Dans le cas des Gilets jaunes, deux facteurs vont considérablement modifier la donne. L’extension sur plusieurs mois de la crise fait apparaître les défauts de la couverture médiatique, et la carence d’une expression organisée du mouvement encourage une implication plus large du public dans la discussion et l’interprétation des événements.

Nouveaux outils du dialogue social, les réseaux sociaux fournissent à cette extension de l’échange un terrain apparemment chaotique, mais en réalité fortement structuré par les mécaniques d’amplification de l’attention. Dans un contexte d’affrontement aux racines profondes, qui n’oppose pas seulement les Gilets jaunes au gouvernement, mais plus largement les classes sociales et les sensibilités politiques entre elles, les vidéos et les photos apportent à l’argumentation leur précieuse valeur documentaire, et deviennent rapidement les éléments autour desquels se structure la controverse. Ces échanges sont également suivis de près par les grands médias, en particulier les télévisions d’information continue, qui recyclent volontiers les images sélectionnées par la conversation.

Cette nouvelle structuration de l’information fait rapidement apparaître, à partir du mois de janvier 2019, la question des violences policières. Systématiquement niée par les représentants du gouvernement, la répression du conflit social devient alors le cœur du débat.
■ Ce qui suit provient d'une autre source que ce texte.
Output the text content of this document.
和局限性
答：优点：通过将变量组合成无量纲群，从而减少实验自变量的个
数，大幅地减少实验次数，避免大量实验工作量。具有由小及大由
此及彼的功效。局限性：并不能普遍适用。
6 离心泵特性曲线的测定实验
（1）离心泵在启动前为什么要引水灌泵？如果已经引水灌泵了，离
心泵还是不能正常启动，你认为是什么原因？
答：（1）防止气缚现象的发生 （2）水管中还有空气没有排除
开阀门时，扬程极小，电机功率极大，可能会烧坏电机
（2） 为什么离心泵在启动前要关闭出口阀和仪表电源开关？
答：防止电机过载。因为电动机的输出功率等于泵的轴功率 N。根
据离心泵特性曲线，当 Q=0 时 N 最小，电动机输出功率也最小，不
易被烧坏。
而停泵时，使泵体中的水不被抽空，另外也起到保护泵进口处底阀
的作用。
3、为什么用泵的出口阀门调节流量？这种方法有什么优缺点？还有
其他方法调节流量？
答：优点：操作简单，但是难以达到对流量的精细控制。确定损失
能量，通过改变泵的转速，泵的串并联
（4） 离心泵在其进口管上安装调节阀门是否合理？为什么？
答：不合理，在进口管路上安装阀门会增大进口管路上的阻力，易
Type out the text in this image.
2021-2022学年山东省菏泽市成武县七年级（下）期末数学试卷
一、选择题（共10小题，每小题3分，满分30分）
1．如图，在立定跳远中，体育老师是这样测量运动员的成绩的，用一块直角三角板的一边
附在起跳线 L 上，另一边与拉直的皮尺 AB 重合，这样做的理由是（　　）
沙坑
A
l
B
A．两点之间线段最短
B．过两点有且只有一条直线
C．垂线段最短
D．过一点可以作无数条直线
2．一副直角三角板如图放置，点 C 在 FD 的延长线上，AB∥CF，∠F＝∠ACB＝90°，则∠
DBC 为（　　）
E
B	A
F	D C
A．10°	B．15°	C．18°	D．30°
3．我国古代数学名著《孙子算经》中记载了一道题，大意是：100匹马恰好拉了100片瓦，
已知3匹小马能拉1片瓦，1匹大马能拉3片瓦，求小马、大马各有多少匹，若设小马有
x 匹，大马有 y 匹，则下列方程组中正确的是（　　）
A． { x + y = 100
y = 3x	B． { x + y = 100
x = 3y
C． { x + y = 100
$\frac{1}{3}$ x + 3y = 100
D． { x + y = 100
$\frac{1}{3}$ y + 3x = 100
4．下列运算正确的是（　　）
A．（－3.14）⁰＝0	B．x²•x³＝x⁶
Parmi les sources qui alimentent ce déplacement, on peut relever les observations effectuées par le journaliste indépendant David Dufresne sur Twitter, souvent illustrées de photographies des blessures effectuées par les victimes elles-mêmes, les vidéos autoproduites par les manifestants, ou encore celles réalisées par de jeunes agences de presse, qui les mettent volontairement à disposition sur les réseaux sociaux, confirmant l’évolution de leur rôle dans la formation de l’opinion.

Si l’on est conduit à se pencher longuement sur les images des réseaux sociaux, c’est qu’aucune photo n’aura entretemps émergé comme une image emblématique du conflit, selon la tradition désormais bien connue des «icônes» photographiques multidiffusées en couverture des principaux organes de presse, comme l’image de la petite haïtienne en 2010 (Daniel Morel), du petit Aylan en 2015 (Nilüfer Demir), ou encore celle de la petite immigrée hondurienne en 2018 (John Moore), qui témoignent d’un large consensus.

Cette courte liste livre immédiatement la clé de l’énigme. Si ces figures mettant en scène des victimes innocentes n’ont jamais trouvé d’équivalent pendant la crise française, s’il n’y a pas eu d’icône des Gilets jaunes, c’est parce que la majeure partie de la presse, malgré le nombre jamais vu des blessés et des mutilés, ne les a jamais perçus et encore moins montrés comme des victimes. Deux photos ayant rencontré un certain succès, celle de Geneviève Legay à Nice le 23 mars, et celle du manifestant étranglé à Nantes le 3 août, en dehors des Actes des Gilets jaunes, confirment a posteriori ce constat.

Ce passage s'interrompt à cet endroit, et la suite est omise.